De acordo com informações do Governo de São Paulo, o resultado é fruto de uma estratégia integrada que une intervenções estruturais, monitoramento tecnológico e engajamento social. A iniciativa visa preparar o sistema de abastecimento para enfrentar o período seco com maior margem de segurança, mitigando os riscos de desabastecimento na região metropolitana, a mais populosa do país, durante os meses de estiagem.
Como funciona a redução da pressão noturna nas redes?
A técnica aplicada pela companhia de saneamento consiste em diminuir a força com que a água circula pelas tubulações durante os horários de menor demanda, geralmente entre o fim da noite e o início da manhã. Essa prática reduz o estresse mecânico nos canos, o que previne o surgimento de novos vazamentos e diminui o volume de perda em rompimentos já existentes no subsolo. O Governo de São Paulo afirma utilizar sistemas automatizados para monitorar essas variações em tempo real, assegurando que a pressão seja restabelecida gradualmente conforme o consumo aumenta nas primeiras horas do dia.
Quais são os principais pilares da estratégia integrada?
Para alcançar a economia bilionária de recursos hídricos, o plano de gestão hídrica estadual se fundamenta em três eixos centrais de atuação:
- execução de obras de infraestrutura para a modernização e substituição de ramais antigos;
- gestão inteligente e automatizada da pressão em adutoras e tubulações de grande porte;
- apoio técnico e campanhas de orientação às famílias para promover o consumo consciente.
Qual a importância dessa reserva para o início do período seco?
Com o encerramento do calendário de chuvas em 31 de março, os sistemas de mananciais entram na fase de estiagem. Ter poupado 151 bilhões de litros significa que as represas que atendem a capital paulista e as cidades vizinhas iniciam o mês de abril com níveis de armazenamento mais robustos. Esse volume conservado funciona como uma reserva estratégica de segurança, ajudando a sustentar o abastecimento residencial, comercial e industrial no começo do período seco.

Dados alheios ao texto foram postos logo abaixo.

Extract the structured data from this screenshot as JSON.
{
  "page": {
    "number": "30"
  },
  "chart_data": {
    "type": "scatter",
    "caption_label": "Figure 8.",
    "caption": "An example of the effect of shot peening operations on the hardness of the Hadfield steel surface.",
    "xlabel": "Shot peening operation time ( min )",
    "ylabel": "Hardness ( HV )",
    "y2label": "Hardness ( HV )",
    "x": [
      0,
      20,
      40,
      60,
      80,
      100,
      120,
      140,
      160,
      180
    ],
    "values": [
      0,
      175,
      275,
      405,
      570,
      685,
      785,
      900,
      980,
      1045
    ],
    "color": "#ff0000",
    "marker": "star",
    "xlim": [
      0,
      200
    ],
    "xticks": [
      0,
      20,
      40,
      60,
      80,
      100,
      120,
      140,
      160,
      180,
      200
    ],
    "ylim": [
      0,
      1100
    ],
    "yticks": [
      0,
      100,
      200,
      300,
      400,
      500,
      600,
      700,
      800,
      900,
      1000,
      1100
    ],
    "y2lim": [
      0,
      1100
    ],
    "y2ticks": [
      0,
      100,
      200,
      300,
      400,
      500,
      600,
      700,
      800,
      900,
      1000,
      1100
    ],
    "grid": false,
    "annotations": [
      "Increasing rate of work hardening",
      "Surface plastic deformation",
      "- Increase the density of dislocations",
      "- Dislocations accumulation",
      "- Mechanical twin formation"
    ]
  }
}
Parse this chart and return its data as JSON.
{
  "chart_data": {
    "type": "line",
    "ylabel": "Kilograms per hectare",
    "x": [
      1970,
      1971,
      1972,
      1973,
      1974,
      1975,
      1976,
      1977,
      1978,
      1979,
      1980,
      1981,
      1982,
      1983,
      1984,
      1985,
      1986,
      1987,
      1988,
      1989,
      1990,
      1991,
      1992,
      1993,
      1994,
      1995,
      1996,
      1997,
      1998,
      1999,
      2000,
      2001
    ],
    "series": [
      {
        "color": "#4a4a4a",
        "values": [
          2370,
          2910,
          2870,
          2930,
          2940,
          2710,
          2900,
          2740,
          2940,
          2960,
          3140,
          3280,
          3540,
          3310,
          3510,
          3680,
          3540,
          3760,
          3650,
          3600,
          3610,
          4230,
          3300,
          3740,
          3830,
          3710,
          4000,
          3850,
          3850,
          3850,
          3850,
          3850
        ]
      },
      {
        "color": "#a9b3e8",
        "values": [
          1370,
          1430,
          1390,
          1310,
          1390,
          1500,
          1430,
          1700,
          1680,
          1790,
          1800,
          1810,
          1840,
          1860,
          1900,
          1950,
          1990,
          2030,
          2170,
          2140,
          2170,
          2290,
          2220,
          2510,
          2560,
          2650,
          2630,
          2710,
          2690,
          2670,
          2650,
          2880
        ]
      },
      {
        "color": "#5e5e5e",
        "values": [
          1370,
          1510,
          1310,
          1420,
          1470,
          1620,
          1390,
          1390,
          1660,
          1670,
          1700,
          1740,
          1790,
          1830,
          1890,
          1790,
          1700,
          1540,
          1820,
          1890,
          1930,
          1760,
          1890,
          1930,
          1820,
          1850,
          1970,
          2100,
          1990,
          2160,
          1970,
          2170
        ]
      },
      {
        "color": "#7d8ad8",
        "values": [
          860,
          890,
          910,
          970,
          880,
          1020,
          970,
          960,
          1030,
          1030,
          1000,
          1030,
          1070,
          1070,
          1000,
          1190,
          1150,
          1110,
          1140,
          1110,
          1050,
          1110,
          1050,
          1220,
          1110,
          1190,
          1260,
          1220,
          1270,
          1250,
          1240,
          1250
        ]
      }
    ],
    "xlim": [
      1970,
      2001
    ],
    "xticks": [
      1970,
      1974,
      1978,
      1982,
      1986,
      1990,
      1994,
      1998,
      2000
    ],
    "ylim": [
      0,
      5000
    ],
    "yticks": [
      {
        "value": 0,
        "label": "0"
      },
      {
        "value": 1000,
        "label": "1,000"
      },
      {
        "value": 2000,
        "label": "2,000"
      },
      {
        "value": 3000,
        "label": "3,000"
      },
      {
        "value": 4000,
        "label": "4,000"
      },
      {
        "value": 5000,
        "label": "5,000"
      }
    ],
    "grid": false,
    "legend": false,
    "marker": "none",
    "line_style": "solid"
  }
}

Como a infraestrutura moderna contribui para evitar o desperdício?
A modernização das redes de distribuição envolve a substituição de materiais obsoletos e a instalação de válvulas redutoras de pressão. Essas intervenções são cruciais para combater as perdas físicas, um dos maiores desafios do saneamento básico brasileiro. Ao buscar que a água tratada chegue efetivamente ao consumidor final sem se perder por vazamentos, o estado otimiza o uso de recursos naturais e reduz perdas no sistema de distribuição.
Além das melhorias técnicas, a gestão destaca a necessidade de colaboração da população. O apoio às famílias envolve canais de comunicação para reporte rápido de vazamentos visíveis nas ruas, permitindo que as equipes de manutenção atuem com agilidade. A combinação entre eficiência tecnológica e participação cidadã é apontada pelo governo como fator central para que a Grande São Paulo encerre o ciclo chuvoso com 151 bilhões de litros preservados em seus mananciais.